Three weeks ago, you and the agent had a long discussion about API rate limiting and decided on a token bucket strategy. That decision is recorded in the session logs. But the agent doesn't know it exists — so it refactors the endpoint without considering rate limits. The payment flow starts dropping requests under load a week later.
This isn't a retrieval failure. The agent never searched for "rate limiting" because the user asked about "payment flow." There is no search query that connects these. The connection only exists if the agent has a holistic view of its own knowledge.
Large context windows (200K–1M tokens): You could dump all history into context. But attention degrades with length — important details from three weeks ago get drowned by noise. And every API call pays for the full context. At 500K tokens per call, costs become prohibitive.
RAG (vector search, BM25): Powerful when you know what to search for. But search requires a query, and a query requires suspecting that relevant context exists. Our MemAware benchmark confirms: BM25 search scores just 2.8% on implicit context — barely better than no memory (0.8%), while consuming 5x the tokens. Search is a precision tool for known unknowns. It cannot help with unknown unknowns.

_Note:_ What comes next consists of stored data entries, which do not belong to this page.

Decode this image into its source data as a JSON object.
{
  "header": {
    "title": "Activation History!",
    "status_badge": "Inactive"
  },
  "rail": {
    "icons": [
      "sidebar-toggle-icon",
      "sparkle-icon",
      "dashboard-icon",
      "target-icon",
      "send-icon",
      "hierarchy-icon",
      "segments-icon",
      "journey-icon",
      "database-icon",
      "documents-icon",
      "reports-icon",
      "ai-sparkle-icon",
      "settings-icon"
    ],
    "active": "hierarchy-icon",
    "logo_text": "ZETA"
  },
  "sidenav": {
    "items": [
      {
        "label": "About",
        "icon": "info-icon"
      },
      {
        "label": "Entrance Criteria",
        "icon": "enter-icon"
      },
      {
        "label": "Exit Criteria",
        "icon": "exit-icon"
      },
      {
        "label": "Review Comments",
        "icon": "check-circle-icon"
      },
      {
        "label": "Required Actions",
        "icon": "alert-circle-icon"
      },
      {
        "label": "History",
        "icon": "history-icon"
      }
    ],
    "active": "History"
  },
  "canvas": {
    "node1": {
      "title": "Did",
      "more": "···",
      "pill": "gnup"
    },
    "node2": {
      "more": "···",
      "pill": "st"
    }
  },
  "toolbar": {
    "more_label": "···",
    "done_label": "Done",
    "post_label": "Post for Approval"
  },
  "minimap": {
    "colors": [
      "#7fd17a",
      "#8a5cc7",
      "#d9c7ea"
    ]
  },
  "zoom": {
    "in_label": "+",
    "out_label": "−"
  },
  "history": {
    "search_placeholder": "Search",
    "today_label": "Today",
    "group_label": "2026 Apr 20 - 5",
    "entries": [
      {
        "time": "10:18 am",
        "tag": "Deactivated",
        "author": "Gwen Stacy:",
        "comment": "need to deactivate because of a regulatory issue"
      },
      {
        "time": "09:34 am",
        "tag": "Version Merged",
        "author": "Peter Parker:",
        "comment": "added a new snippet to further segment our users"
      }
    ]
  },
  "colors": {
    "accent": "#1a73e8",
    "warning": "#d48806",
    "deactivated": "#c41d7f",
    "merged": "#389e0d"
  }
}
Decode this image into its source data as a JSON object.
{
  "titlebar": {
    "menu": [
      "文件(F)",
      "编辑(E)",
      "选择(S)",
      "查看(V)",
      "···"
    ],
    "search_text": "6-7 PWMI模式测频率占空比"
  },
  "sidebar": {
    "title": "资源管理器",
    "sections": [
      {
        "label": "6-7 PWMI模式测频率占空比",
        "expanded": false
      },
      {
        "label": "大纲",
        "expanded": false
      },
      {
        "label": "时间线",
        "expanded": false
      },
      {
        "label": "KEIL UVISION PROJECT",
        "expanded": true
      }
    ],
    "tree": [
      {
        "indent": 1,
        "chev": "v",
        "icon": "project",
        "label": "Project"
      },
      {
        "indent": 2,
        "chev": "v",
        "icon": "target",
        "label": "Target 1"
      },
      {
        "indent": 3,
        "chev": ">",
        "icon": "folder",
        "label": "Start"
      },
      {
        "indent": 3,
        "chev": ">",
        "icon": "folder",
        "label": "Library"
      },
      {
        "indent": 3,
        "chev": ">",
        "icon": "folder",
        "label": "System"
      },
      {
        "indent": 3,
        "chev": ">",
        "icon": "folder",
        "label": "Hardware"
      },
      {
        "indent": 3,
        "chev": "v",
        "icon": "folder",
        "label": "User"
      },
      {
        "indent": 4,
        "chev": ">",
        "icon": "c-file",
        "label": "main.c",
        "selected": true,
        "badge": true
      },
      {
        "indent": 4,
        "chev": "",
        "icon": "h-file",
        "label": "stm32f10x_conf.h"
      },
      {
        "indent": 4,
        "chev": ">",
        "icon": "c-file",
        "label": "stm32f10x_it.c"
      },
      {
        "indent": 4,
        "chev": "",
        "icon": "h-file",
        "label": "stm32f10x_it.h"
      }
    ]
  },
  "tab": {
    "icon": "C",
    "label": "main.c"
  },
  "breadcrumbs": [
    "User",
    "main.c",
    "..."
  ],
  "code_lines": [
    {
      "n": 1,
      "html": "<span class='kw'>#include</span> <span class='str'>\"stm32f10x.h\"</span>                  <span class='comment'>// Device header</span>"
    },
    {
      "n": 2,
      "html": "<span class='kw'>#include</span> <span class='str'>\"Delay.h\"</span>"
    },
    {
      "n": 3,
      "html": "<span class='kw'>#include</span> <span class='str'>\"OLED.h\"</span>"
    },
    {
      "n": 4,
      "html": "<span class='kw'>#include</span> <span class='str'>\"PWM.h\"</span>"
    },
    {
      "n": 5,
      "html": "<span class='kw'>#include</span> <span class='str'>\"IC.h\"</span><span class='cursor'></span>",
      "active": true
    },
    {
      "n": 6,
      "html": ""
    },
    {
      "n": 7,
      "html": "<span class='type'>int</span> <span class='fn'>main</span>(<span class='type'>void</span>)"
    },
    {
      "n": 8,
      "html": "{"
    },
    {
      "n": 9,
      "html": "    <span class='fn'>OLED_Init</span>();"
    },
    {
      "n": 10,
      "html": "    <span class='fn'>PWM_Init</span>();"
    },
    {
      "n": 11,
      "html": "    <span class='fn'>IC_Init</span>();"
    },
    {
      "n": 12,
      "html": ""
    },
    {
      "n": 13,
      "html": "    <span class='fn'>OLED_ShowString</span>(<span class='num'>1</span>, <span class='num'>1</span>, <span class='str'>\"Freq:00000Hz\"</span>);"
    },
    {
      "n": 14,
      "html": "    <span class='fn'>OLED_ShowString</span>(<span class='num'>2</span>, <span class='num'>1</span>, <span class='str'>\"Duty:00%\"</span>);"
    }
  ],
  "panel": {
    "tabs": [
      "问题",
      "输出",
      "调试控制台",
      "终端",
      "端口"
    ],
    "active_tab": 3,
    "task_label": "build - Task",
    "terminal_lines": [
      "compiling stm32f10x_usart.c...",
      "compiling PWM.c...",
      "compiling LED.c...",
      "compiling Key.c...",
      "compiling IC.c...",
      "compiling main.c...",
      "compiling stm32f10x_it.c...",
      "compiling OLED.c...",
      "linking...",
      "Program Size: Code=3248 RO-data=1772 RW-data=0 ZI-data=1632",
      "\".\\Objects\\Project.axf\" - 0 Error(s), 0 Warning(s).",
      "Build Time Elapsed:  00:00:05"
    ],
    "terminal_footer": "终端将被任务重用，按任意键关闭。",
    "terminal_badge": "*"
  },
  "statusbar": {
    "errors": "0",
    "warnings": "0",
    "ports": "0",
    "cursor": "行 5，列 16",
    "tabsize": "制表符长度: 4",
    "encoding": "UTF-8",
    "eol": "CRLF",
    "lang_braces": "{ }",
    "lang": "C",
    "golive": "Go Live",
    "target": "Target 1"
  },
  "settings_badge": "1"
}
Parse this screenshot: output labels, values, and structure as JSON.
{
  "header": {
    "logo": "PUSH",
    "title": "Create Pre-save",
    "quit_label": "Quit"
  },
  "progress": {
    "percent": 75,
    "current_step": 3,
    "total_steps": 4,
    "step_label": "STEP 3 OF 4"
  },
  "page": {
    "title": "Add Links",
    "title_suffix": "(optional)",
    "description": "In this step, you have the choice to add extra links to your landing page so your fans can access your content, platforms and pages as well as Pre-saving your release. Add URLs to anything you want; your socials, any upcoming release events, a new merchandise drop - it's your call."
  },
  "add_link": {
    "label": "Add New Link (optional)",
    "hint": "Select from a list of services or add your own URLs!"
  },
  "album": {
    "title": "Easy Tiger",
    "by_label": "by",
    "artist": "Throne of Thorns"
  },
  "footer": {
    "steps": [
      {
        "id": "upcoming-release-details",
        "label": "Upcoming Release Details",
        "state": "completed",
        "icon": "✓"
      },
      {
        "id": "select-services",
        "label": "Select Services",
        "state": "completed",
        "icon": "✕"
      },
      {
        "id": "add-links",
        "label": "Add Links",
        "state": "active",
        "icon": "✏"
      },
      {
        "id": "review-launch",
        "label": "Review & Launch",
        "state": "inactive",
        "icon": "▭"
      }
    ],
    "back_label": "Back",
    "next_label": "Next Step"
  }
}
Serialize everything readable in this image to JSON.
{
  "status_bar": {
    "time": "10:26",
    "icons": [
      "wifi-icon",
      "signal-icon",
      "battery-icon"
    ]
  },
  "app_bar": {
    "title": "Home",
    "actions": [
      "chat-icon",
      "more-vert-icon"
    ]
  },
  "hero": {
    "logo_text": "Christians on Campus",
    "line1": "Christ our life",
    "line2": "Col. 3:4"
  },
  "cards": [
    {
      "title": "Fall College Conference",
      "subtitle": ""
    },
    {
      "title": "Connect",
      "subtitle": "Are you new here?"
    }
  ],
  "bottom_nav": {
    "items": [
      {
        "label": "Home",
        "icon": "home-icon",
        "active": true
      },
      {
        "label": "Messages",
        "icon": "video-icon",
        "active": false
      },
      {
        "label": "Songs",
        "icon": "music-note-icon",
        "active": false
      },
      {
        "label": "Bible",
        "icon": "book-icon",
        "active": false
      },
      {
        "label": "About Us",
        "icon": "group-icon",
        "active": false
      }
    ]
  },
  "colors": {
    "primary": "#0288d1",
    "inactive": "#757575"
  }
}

Memory files (MEMORY.md, auto memory): Good for the first week. After a month, hundreds of decisions and insights can't fit in a system prompt. You're forced to choose what to keep, and the agent doesn't know what it has forgotten.
Hipocampus maintains a ~3K token topic index (ROOT.md) that compresses your entire conversation history into a scannable overview — like a table of contents for everything the agent has ever discussed. This is auto-loaded into every session.
When a request comes in, the agent already sees all past topics at zero search cost. It notices connections that search would miss — "this refactoring task relates to the rate limiting decision from three weeks ago" — and retrieves specific details on demand via search or tree traversal.
The effect is similar to injecting your full history into every API call, at a fraction of the token cost.